Cant have robot stealing jobs from lawyers, can you imagine a machine replacing you with no prospect of compensation? What kind of society does that with the threat of poverty 🤔.

  • HumanBehaviorByBjork [any, undecided]
    ·
    edit-2
    2 years ago

    honestly i feel like this kind of thing is exactly what AI should be used for, if it has to exist at all. 99% of what happens in a courtroom is rote, especially shit like traffic tickets. in most cases a lawyer isn't a supergenius advocate for justice with deep knowledge of the legal code and precedent, they're an actor performing a play they've done dozens of times before, in a language too arcane for most people to bother learning.

    • Tankiedesantski [he/him]
      ·
      2 years ago

      Agree that traffic court is the best place to test shit like this but sprining it on the court in a live trial without any prior regulatory approval or oversight was never gonna fly.

      Like maybe broken bones are really easy for a medical AI to diagnose in theory but no hospital is ever gonna let some guy follow the instructions of a medical AI on a live patient without going through some due diligence.

      • Huldra [they/them, it/its]
        ·
        2 years ago

        "I tried to pay a guy to let me operate on him using AI instructions and suddenly I was getting 'threats of jail' for it!"

    • ElmLion [any]
      ·
      2 years ago

      Well sure, but the reason it's like that is to make a whole slew of people feel important and validated for having such a stupid system.
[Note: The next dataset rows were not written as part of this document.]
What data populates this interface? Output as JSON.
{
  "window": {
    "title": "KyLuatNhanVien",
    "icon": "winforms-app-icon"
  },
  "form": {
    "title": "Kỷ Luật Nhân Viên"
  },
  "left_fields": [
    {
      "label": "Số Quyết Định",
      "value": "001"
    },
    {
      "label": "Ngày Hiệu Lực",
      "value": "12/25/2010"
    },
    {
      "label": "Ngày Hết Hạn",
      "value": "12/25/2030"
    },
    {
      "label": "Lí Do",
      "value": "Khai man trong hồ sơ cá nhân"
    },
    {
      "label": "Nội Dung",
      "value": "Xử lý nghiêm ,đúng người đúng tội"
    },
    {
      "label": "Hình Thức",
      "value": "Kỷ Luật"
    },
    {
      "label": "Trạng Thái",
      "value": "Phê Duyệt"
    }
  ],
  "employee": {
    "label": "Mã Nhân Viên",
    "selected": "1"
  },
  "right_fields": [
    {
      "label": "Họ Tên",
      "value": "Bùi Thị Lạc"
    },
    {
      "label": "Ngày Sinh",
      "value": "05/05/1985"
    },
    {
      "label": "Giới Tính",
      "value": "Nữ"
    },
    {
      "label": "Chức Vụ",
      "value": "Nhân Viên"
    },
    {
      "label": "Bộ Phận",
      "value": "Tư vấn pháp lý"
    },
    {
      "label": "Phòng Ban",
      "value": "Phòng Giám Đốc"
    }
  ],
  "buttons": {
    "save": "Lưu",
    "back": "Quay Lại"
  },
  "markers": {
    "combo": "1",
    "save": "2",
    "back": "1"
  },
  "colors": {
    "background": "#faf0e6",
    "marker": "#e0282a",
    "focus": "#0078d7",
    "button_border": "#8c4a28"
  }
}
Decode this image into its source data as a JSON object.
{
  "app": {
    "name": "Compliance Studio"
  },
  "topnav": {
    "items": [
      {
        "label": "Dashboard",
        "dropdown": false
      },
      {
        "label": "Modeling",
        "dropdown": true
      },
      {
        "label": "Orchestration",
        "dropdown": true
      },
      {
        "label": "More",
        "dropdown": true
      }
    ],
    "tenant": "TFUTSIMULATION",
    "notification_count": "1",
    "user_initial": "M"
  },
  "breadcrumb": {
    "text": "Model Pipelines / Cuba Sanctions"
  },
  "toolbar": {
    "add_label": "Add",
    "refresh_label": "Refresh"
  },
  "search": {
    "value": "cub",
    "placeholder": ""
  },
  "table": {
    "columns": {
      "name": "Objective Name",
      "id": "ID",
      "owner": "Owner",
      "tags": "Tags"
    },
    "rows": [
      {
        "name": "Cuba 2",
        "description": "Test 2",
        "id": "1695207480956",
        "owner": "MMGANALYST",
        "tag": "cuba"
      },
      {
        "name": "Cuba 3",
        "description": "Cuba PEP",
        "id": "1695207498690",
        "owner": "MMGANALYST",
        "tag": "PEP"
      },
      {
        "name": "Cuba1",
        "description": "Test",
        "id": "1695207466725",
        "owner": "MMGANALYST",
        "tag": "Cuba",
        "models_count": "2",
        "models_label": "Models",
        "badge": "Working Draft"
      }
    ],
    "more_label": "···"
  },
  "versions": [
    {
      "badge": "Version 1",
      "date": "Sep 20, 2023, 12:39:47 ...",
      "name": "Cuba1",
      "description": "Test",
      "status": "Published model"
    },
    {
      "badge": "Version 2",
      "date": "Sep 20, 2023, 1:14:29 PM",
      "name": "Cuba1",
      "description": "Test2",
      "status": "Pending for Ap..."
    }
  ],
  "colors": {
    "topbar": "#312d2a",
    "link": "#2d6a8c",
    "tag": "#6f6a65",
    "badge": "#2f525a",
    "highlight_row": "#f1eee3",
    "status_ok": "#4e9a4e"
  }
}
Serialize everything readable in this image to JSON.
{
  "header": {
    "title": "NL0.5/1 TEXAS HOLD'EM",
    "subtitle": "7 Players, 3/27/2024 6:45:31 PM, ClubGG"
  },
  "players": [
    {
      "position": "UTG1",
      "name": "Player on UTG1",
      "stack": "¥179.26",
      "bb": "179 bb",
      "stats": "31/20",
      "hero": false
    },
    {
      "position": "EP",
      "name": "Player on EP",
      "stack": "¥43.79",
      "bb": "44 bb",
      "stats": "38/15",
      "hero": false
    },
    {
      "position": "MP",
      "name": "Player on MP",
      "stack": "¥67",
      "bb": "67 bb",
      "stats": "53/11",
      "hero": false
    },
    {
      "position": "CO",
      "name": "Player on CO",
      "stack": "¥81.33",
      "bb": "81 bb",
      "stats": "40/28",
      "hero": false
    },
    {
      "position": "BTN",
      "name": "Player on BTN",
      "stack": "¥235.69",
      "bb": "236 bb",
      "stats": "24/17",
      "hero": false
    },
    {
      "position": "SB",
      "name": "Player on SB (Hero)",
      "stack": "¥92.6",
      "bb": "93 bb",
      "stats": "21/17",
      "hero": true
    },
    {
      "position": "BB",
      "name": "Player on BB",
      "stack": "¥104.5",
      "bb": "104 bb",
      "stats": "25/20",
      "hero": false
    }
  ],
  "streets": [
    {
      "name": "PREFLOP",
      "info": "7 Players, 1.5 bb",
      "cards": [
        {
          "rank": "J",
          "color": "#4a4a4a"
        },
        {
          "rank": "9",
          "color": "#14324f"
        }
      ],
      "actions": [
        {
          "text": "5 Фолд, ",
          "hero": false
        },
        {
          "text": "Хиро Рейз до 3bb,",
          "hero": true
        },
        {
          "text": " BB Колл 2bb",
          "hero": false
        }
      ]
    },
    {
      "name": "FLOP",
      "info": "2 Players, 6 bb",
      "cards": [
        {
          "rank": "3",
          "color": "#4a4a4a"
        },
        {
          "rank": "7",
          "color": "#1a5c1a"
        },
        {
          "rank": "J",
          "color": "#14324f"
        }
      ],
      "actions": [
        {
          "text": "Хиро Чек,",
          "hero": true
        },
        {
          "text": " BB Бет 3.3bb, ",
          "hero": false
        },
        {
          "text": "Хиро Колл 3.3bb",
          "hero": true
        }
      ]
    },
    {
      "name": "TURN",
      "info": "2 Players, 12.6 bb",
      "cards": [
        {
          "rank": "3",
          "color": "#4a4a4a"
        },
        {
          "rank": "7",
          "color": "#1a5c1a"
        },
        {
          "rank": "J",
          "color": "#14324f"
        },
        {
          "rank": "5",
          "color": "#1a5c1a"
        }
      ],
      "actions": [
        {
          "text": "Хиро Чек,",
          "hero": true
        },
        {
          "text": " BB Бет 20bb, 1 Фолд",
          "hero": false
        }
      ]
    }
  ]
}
Replacing the rote ritual with an AI is a bit on-the-nose for showing how pointless it all is, so will never go too well.

        • ElmLion [any]
          ·
          2 years ago

          Why? Law-talking-guys gotta make money too, they are workers. Yes, it's a largely made-up and unnecessary industry, but so are most.

          • Evilsandwichman [none/use name]
            ·
            2 years ago

            For myself I would say it's more that unfortunately the system has a giant gaping hole in it, and it's the poor who are falling through that hole. There aren't nearly enough public defenders to represent the many, many poor folk who need them, and if this system keeps people out of jail and/or prison, I'm fine with supporting them over lawyers. I wish lawyers the best as they're also workers, but unlike real life luddites, there are lives depending on the outcome of trials. People who go to prison as good people can come out the other side broken and so much worse for the experience. The justice system has so many flaws in it, it's unreal; cops being incentivized to make an arrest vs actually solving a crime, prosecutors being on unethically good terms with police, defendants having to rely on public defenders and all the issues that brings (I read a case a while back of someone whose public defender was on drugs at the time of his trials and was absolutely unable to represent him well), etc.

            If people's lives didn't depend on the outcome of a court, I'd be fine with supporting lawyers, but unfortunately it does.

            • old_goat [none/use name]
              ·
              2 years ago

              How many people froze to death in rags because Luddites smashed the looms that made clothing affordable?

            • ElmLion [any]
              ·
              2 years ago

              Much as I don't personally see the overall incarceration rates of good people depending in any way on the availability of an entity able to produce a legible defense; I could be wrong, and get the point, seems a fair position.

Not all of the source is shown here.